Symptoms of Carpal Tunnel Syndrome and Diagnostic Path
Symptoms of carpal tunnel syndrome progress gradually over months to years. They may include
- loss of ability to use the thumb and first two or three fingers
- PAIN that shoots from the hand up the forearm
Some people also experience perceptible swelling and tenderness to touch over the wrist. Symptoms are generally intermittent at the onset and progress to occur more frequently and have greater intensity. The diagnostic path includes tests of the hand and wrist that are able to bring on or intensify the symptoms. The doctor may order electromyogram (EMG) and nerve conduction studies for further diagnostic information.
Carpal Tunnel Syndrome Treatment Options and Outlook
Treatment efforts attempt to manage symptoms conservatively, with measures such as NONSTEROIDAL ANTI-INFLAMMATORY DRUGS (NSAIDS), injection of a corticosteroid, and splinting. When fluid retention (edema) is a factor, diuretic medications (“water pills”) may help. Some people experience improvement in their symptoms when they take vitamin B6 (pyridoxine) supplements. Certain YOGA postures that increase FLEXIBILITY and STRENGTH of the wrists improves symptoms for some people. Surgery, either open or laparoscopic, to cut the carpal LIGAMENT is the curative treatment for most people who have carpal tunnel syndrome. Such an OPERATION opens the carpal tunnel, relieving compression against the median nerve. Full recovery from the open procedure takes about 12 weeks and from the laparoscopic procedure about 8 weeks. A rare complication of carpal tunnel surgery is permanent weakness in the hand as a consequence of cutting the median nerve. Other possible complications, also rare, include excessive bleeding and postoperative INFECTION.

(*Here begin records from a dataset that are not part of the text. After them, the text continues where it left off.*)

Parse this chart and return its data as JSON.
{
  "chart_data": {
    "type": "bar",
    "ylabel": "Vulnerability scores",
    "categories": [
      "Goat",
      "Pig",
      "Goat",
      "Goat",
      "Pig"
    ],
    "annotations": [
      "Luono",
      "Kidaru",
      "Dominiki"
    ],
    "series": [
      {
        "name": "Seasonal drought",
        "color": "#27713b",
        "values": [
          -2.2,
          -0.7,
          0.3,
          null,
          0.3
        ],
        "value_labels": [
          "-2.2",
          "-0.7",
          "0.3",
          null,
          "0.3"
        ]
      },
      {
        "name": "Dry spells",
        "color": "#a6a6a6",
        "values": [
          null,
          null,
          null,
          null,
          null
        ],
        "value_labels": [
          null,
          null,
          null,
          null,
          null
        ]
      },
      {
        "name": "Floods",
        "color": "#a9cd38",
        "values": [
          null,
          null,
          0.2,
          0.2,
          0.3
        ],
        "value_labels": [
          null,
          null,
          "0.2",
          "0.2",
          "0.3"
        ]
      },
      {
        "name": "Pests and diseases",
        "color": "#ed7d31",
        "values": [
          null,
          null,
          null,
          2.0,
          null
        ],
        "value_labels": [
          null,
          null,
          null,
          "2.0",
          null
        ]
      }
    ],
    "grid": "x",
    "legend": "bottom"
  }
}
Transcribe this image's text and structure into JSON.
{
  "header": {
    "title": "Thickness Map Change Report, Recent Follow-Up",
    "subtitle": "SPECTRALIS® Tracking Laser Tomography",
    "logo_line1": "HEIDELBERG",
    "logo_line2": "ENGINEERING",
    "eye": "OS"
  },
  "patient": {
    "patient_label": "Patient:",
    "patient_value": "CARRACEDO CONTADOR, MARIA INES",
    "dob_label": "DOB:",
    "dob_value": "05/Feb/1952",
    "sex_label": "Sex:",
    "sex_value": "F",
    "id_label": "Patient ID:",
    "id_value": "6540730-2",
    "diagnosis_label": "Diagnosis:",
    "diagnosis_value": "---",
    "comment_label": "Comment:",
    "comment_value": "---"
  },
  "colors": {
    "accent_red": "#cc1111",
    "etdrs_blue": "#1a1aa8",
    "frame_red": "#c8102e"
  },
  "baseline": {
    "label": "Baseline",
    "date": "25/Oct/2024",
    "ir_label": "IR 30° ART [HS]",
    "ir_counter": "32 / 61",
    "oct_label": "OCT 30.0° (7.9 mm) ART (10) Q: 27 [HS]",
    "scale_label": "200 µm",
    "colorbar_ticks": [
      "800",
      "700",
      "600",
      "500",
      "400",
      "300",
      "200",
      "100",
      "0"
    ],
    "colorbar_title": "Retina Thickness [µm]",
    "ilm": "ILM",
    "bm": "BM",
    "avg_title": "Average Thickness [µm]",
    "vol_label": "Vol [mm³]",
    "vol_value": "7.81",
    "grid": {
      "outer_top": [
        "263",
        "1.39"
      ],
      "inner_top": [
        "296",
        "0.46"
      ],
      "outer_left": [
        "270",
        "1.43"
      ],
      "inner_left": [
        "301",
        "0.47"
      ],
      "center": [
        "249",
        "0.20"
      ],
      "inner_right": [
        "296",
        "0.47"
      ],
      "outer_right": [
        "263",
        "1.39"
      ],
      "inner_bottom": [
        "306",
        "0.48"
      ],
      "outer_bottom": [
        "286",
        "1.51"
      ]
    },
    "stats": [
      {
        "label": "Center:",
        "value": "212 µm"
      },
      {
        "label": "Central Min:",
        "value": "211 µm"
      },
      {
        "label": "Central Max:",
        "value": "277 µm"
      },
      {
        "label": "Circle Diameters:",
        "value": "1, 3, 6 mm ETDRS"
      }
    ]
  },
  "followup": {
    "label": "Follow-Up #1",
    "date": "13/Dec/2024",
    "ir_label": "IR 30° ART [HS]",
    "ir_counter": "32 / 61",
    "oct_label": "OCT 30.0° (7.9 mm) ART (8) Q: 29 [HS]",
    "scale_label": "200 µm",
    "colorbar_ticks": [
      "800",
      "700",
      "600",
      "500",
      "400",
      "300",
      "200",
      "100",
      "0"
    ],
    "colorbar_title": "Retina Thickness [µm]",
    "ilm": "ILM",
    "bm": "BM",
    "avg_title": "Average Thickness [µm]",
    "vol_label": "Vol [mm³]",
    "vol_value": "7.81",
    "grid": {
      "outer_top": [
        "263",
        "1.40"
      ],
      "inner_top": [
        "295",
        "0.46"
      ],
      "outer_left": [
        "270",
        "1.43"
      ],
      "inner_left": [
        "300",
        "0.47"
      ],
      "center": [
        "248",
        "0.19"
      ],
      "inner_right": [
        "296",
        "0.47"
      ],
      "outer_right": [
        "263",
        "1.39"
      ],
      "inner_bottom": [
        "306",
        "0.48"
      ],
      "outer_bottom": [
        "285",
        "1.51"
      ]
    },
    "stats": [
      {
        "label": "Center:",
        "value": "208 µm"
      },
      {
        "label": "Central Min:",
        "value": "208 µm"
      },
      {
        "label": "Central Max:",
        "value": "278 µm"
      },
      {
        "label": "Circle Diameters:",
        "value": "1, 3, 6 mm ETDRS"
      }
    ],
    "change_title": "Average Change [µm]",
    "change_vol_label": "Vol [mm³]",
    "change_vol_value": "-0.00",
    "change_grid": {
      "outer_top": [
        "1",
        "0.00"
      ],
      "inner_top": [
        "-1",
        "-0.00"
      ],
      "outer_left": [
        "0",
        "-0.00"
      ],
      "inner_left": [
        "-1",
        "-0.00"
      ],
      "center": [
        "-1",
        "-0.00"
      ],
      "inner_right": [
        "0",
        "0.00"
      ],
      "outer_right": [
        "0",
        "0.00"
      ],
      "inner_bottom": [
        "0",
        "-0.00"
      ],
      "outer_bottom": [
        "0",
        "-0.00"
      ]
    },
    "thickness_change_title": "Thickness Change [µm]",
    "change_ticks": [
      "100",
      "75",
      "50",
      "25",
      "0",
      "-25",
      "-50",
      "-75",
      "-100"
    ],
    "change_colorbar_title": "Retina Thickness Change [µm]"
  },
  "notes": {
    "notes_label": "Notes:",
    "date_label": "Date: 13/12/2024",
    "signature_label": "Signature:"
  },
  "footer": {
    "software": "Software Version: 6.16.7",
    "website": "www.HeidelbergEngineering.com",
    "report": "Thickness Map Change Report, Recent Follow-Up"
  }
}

Carpal Tunnel Syndrome Risk Factors and Preventive Measures
Doctors believe many people who develop carpal tunnel syndrome have an inherently narrow carpal tunnel, making the passage tighter. Women, who have smaller BONE structures than men, are three times more likely to develop carpal tunnel syndrome. Carpal tunnel syndrome may also follow injury to the wrist, such as strain or FRACTURE, or accompany OSTEOARTHRITIS of the wrist. People who have DIABETES, PERIPHERAL VASCULAR DISEASE (PVD), and other conditions associated with NEUROPATHY (injury to the nerves) are particularly susceptible to compression syndromes such as carpal tunnel syndrome.
Work that subjects the wrists to continuous vibration or repetitive movement also increases the risk for carpal tunnel syndrome. The highest risk is among people who do assembly-line work, such as in manufacturing, professional sewing, meat packing, and poultry processing. Job tasks in these occupations subject the wrists to repeated flexing under pressure. Though occupations involving extensive typing, keyboarding, or data entry were long suspected as prime causes of carpal tunnel syndrome, recent studies support only a slight increase in risk. Frequent short breaks to stretch and flex the wrists during work and wearing supportive wrist braces can help prevent carpal tunnel syndrome or minimize its symptoms.